The greatest joy would have to be watching the characters tell their tale. Don't get me wrong, I absolutely thrill to see readers enjoying my books, but I do it for the characters. Watching them grow, suffer, bend and not break against whatever is thrown at them inspires me in my own life. Yes, they're only fiction... but to me, my characters are real. They are a part of me.
What do your fans mean to you?
While I write for my characters, I publish for my fans. They are a huge part of why I am able to believe in myself enough to keep writing and putting my stories out there. I'd be writing no matter what, I'm sure, but it all makes it worth while to see people get so excited about a story that I have put so much effort into creating. Their excitement makes me excited.
What's the story behind your latest book?

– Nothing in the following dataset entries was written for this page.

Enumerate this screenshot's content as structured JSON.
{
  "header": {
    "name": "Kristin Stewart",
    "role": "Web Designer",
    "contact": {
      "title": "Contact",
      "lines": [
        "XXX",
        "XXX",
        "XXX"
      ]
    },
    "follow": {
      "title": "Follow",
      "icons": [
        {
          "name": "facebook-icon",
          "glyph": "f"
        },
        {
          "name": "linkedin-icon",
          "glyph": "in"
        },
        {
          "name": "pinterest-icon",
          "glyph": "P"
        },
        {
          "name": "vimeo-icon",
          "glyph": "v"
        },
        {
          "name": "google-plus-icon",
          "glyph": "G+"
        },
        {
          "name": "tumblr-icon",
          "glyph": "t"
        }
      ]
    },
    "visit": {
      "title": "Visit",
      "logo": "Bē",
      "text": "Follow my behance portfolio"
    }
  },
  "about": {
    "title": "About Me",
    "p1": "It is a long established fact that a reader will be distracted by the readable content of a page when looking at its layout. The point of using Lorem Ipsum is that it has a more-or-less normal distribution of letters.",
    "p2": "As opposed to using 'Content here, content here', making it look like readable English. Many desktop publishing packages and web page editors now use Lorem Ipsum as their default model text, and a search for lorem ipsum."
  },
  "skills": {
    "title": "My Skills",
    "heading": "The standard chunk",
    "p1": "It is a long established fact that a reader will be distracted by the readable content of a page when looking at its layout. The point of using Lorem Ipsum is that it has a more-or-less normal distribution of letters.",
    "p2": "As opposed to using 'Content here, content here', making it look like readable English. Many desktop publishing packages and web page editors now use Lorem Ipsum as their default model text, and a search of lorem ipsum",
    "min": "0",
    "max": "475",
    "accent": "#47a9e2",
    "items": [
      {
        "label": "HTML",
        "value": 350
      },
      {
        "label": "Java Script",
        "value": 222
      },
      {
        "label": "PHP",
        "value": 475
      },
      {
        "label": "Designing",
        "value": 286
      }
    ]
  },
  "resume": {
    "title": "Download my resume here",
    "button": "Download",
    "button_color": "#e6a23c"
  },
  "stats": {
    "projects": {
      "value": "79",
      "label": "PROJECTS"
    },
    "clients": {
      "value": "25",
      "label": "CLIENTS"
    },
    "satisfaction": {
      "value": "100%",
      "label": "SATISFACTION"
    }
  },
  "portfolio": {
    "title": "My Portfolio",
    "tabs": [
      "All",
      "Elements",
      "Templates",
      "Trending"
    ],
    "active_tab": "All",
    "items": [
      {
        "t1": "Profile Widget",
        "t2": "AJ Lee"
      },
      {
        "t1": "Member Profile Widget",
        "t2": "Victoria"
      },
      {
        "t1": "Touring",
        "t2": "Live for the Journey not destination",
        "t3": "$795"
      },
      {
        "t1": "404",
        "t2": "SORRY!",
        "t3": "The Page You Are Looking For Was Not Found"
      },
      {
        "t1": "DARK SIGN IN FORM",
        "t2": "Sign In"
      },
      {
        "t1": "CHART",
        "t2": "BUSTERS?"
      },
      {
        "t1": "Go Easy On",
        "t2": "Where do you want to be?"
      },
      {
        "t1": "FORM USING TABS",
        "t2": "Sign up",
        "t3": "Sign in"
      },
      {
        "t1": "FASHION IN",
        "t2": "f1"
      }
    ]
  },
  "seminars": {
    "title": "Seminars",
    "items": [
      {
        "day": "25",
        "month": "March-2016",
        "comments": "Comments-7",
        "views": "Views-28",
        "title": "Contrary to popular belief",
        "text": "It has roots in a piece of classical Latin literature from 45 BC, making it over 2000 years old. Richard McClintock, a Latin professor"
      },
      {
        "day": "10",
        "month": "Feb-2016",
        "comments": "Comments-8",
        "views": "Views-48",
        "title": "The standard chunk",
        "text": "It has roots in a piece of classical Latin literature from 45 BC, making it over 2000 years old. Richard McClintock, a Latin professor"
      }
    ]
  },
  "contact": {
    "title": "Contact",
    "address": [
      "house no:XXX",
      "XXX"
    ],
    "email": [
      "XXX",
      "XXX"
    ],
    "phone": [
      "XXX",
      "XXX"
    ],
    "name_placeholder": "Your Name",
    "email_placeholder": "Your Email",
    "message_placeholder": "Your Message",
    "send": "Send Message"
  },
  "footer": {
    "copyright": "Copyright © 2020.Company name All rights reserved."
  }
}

The latest one published is a paranormal anthology that I wrote with a few author friends. 8 authors, 12 stories (and a micro story!). So there are quite a few stories behind that one. But the next one to be published, Persephone... She's an interesting tale. A friend of mine put out a writing challenge. Pick 3 pictures out of the many random ones she shared, and write a short story. Well I saw that one image, and the story just took off. I wrote the short piece in no time, and was encouraged to write a full story. So that short piece became the introduction. NaNoWriMo was coming up, and I thought that I'd take that chance to get Persephone underway. Now, a few years later (it only took a month to write the bulk of it, but months more to write the final 5k!), she's finally about to be published and I am so incredibly excited and nervous. This is one that made me cry several times in writing. It made my beta reader cry. So I truly hope that the emotions I felt writing it are felt by the reader. Persephone ripped my heart out, and stole a little piece of me. She's truly, to me, my best piece yet. She is my Mona Lisa.